On 4 April 2016, French authorities granted Russian rights defender Nadezhda Kutepova, founder and long-time head of the NGO Planet of Hopes, and her children political asylum in France. As RFE/RL reports, on 5 April, Nadezhda Kutepova told the Chekyabinsk.ru news portal that French authorities had granted her and her children political asylum for 10 years. In May 2015 Planet of Hopes was designated a ‘foreign agent‘ NGO, and in July that year was fined 300,000 roubles for failing to register as a ‘foreign agent’. Planet of Hopes subsequently took the decision to close down, while Kutepova herself left Russia for France in July 2015 after a local television channel said that her group was engaged in espionage, and she began to receive personal threats.

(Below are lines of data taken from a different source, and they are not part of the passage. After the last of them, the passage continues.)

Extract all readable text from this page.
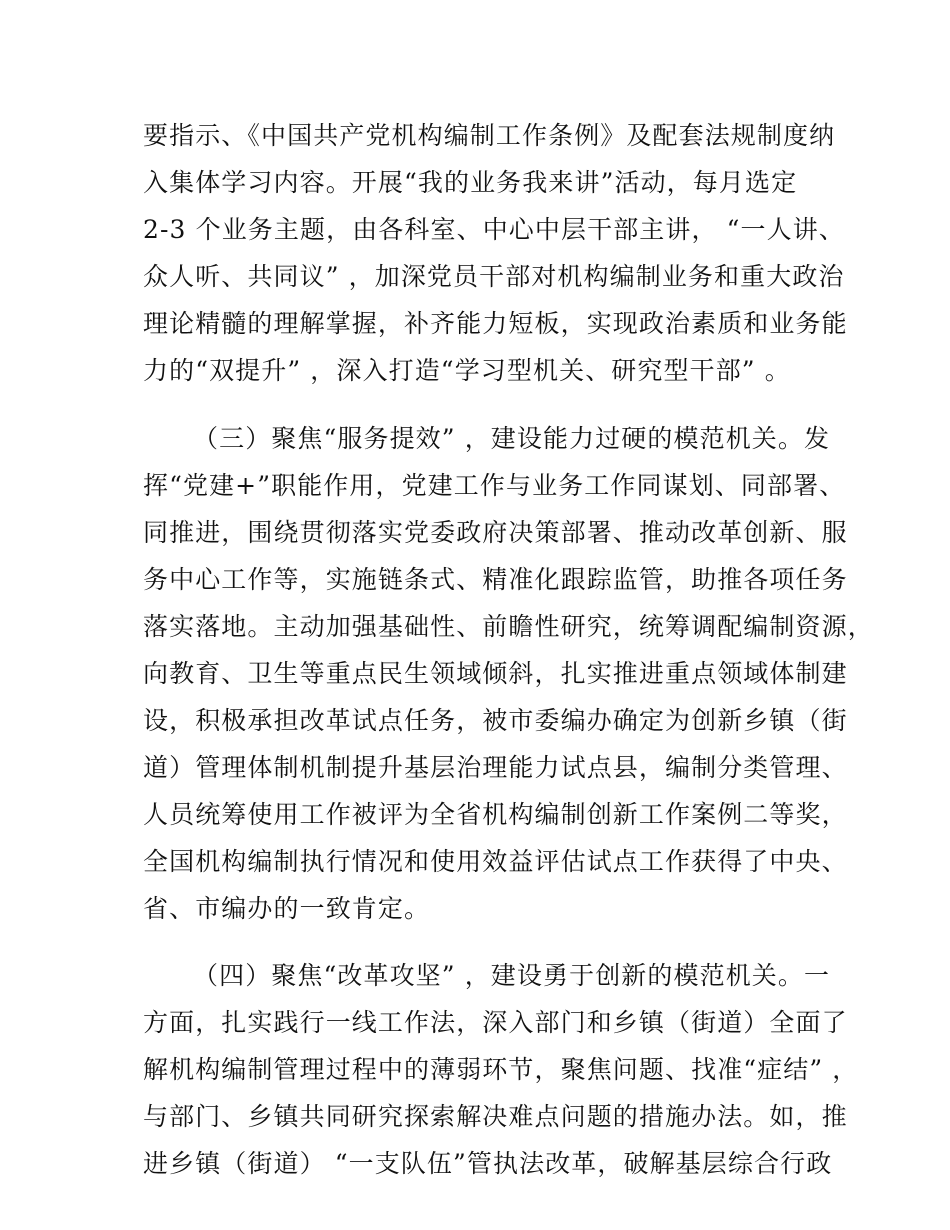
要指示、《中国共产党机构编制工作条例》及配套法规制度纳
入集体学习内容。开展“我的业务我来讲”活动，每月选定
2-3 个业务主题，由各科室、中心中层干部主讲， “一人讲、
众人听、共同议” ，加深党员干部对机构编制业务和重大政治
理论精髓的理解掌握，补齐能力短板，实现政治素质和业务能
力的“双提升” ，深入打造“学习型机关、研究型干部” 。
（三）聚焦“服务提效” ，建设能力过硬的模范机关。发
挥“党建+”职能作用，党建工作与业务工作同谋划、同部署、
同推进，围绕贯彻落实党委政府决策部署、推动改革创新、服
务中心工作等，实施链条式、精准化跟踪监管，助推各项任务
落实落地。主动加强基础性、前瞻性研究，统筹调配编制资源，
向教育、卫生等重点民生领域倾斜，扎实推进重点领域体制建
设，积极承担改革试点任务，被市委编办确定为创新乡镇（街
道）管理体制机制提升基层治理能力试点县，编制分类管理、
人员统筹使用工作被评为全省机构编制创新工作案例二等奖，
全国机构编制执行情况和使用效益评估试点工作获得了中央、
省、市编办的一致肯定。
（四）聚焦“改革攻坚” ，建设勇于创新的模范机关。一
方面，扎实践行一线工作法，深入部门和乡镇（街道）全面了
解机构编制管理过程中的薄弱环节，聚焦问题、找准“症结” ，
与部门、乡镇共同研究探索解决难点问题的措施办法。如，推
进乡镇（街道） “一支队伍”管执法改革，破解基层综合行政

The announcement by the French authorities that Nadezhda Kutepova and her family have received political asylum is occasion to remember the NGO which she headed for 15 years. The story of Planet of Hopes speaks to the great difficulties facing human rights groups in Russia today. Planet of Hopes was founded in 2000 on the initiative of Nadezhda Kutepova in the city of Ozersk in Chelyabinsk region with a mission to promote women’s social and environmental rights. The organization sought in particular to raise environmental awareness and to restore the rights of the citizens who suffered from violations of environmental law and accidents, and to advance the democratization of civil society. A special focus of the work of Planet of Hopes was to defend the rights of victims of radiation. Ozersk is located in the southern Urals near the site of the Mayak nuclear power plant that experienced a devastating accident on 29 September 1957. According to Greenpeace, 217 towns and at least 272,000 people were exposed to chronic levels of radiation as a result of the accident. However, even before that disaster the plant had been dumping nuclear waste into the environment. It was this background which inspired Planet of Hopes.

Over the years, Planet of Hopes received funding from Russia’s Atomic Agency, the U.S.-based National Endowment for Democracy, Canada’s Civil Society organization, the Women in Europe for a Common Future organization based in Germany and the Netherlands, and the Mama Cash Fund for Women in the Netherlands. Nadezhda Kutepova served as an adviser to the Ombudsman of Chelyabinsk region in 2010. She has represented victims of the nuclear industry in the domestic Russian courts and at the European Court of Human Rights (where she won a first case in 2011). Planet of Hopes collaborated closely with the UK-based rights group, European Human Rights Advocacy Centre, lodging a total of ten cases at the European Court of Human Rights on behalf of victims affected by the Mayak nuclear power station explosion in 1957.